Dia menilai indeks kebebasan sipil di Indonesia terus merosot. Setidaknya, posisi Indonesia tertinggal jauh dibandingkan negara-negara lain yang bahkan baru memperoleh kemerdekaannya pada kurun 50 tahun terakhir. Seperti Vanuatu, Tonga, dan Timor Leste. Merosotnya kebebasan sipil di Indonesia, dapat dilihat dari tingginya tekanan terhadap kebebasan berpendapat dan berekspresi.

Seperti, praktik intimidasi terhadap pendapat berbeda kerap terjadi.

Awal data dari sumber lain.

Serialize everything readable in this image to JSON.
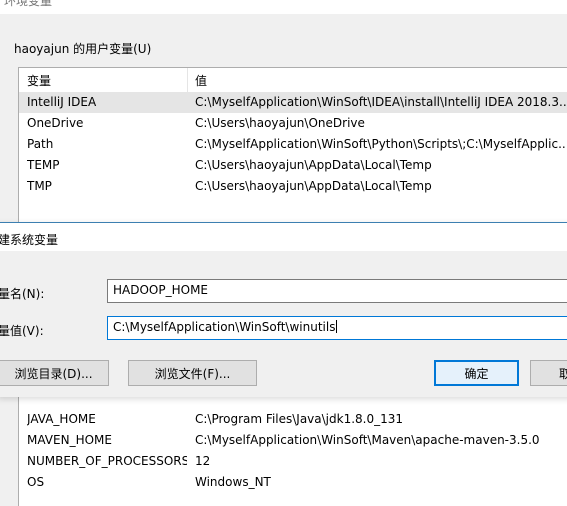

Selain itu, intruksi ke dalam ruang privat melalui instrumen serangan digital, peretasan, hingga doxing dengan tujuan intimidasi dan ancaman ketakutan. Represi dan intimidasi yang dilakukan oleh aparat keamanan semakin kasat mata sepanjang berlangsungnya protes damai menentang pengesahan UU Cipta Kerja, dalam beberapa pekan terakhir.

Selain itu, penanganan permasalahan HAM di Papua menjadi tantangan besar Pemerintahan Jokowi di periode kedua tahun pertama ini, justru menunjukan kegagalan. Kemudian penolakan Kejaksaan Agung untuk menindaklanjuti hasil penyelidikan Komnas HAM terhadap kasus Paniai 2014 misalnya, menjadi salah satu noda pemerintahan Jokowi yang pertama, yang mengukuhkan kesan tidak adanya komitmen pemerintah dalam menyelesaikan problem HAM di Papua.

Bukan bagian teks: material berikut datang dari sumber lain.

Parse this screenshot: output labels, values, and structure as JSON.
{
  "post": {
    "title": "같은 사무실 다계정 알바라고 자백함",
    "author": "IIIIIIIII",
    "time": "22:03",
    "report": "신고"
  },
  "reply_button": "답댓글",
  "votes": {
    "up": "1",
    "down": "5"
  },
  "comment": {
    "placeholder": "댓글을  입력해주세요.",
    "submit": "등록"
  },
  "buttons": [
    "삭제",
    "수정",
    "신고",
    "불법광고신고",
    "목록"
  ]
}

Involusi pun nampak pada komitmen penegakan HAM secara umum, khususnya dalam pembentukan kebijakan yang memperkuat penghormatan, pemenuhan, dan perlindungan HAM. Sayangnya, satu tahun masa pemerintahannya, Presiden tak kunjung mengesahkan Rencana Aksi Nasional HAM (Ranham) periode 2020-2024. Padahal Ranham, kata Wahyu, menjadi instrumen kunci memastikan pelaksanaan kewajiban negara terhadap penegakan HAM. Ranham pun menjadi alat ukur dalam menilai maju mundurnya penegakan HAM di Indonesia.

“Alih-alih memperkuat kebijakan perlindungan HAM, pemerintah justru mengakselerasi pembahasan dan pengesahan sejumlah legislasi kontroversial yang berpotensi menggerus jaminan perlindungan HAM.”